Black bears are mainly nocturnal, although they can be found abroad most times of the day. Even in these early days before black bear became accustomed to human garbage, they would be found raiding hunters’ camps, particularly in the more remote locations. A camp became a welcome, easy food source, especially when the hunters were away. Theodore Roosevelt wrote of instances in the late 1800s where bears would occasionally visit hunters’ camps “playing havoc and devouring everything edible, specially if sweet, and trampling into a dirty mess whatever they do not eat.”
In my painting the camp residents have momentarily left the pots cooking on the fire but before they can return, an inquisitive bear comes out of the twilight shrouded forest and may well sample the simmering venison."
About The Artist - John Seerey-Lester - Wildlife Artist
With work hanging at the White House and in permanent, private and Museum collections, throughout the world, John Seerey-Lester has become one of the most renowned of today’s wildlife and historic artists.John has had over 400 different limited edition prints produced over the years, which led to him being one of the most sought after artists.

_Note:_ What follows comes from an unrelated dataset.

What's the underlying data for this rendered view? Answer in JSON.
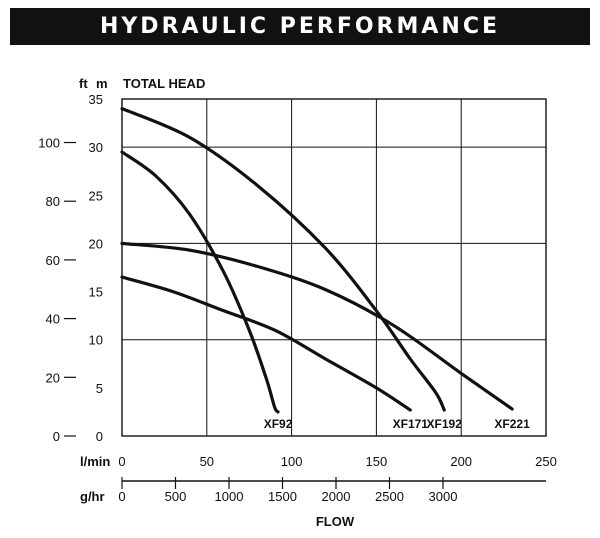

John has gained a reputation over the years for producing images with a narrative and which are both mysterious and mystical.
He has been chosen to exhibit works in the prestigious Leigh Yawkey Woodson Art Museum’s “Birds in Art” and “Wildlife: An Artist’s View”, shows each year since 1983 and his paintings are in their permanent collection. He has been made Master or Featured Artist for nearly every major wildlife art show over the years. He has also displayed in several other Museums such as the Gilcrease Museum, and National Museum of Wildlife Art, and in many other permanent collections such as Bennington Center for the Arts, and Nature in Art Museum. John is on the board of The Roger Tory Peterson Institute, the Board of Artists for Conservation, and has a regular column in Sporting Classics Magazine.
John and Suzie Seerey-Lester returned from Canada as proud recipients of the prestigious Simon Combes Award for Conservation. The Seerey-Lesters have been involved in raising funds for conservation for over 30 years. John has raised millions of dollars personally to save African and American wildlife and habitat. Both devote a large amount of time every year raising funds for their favorite groups.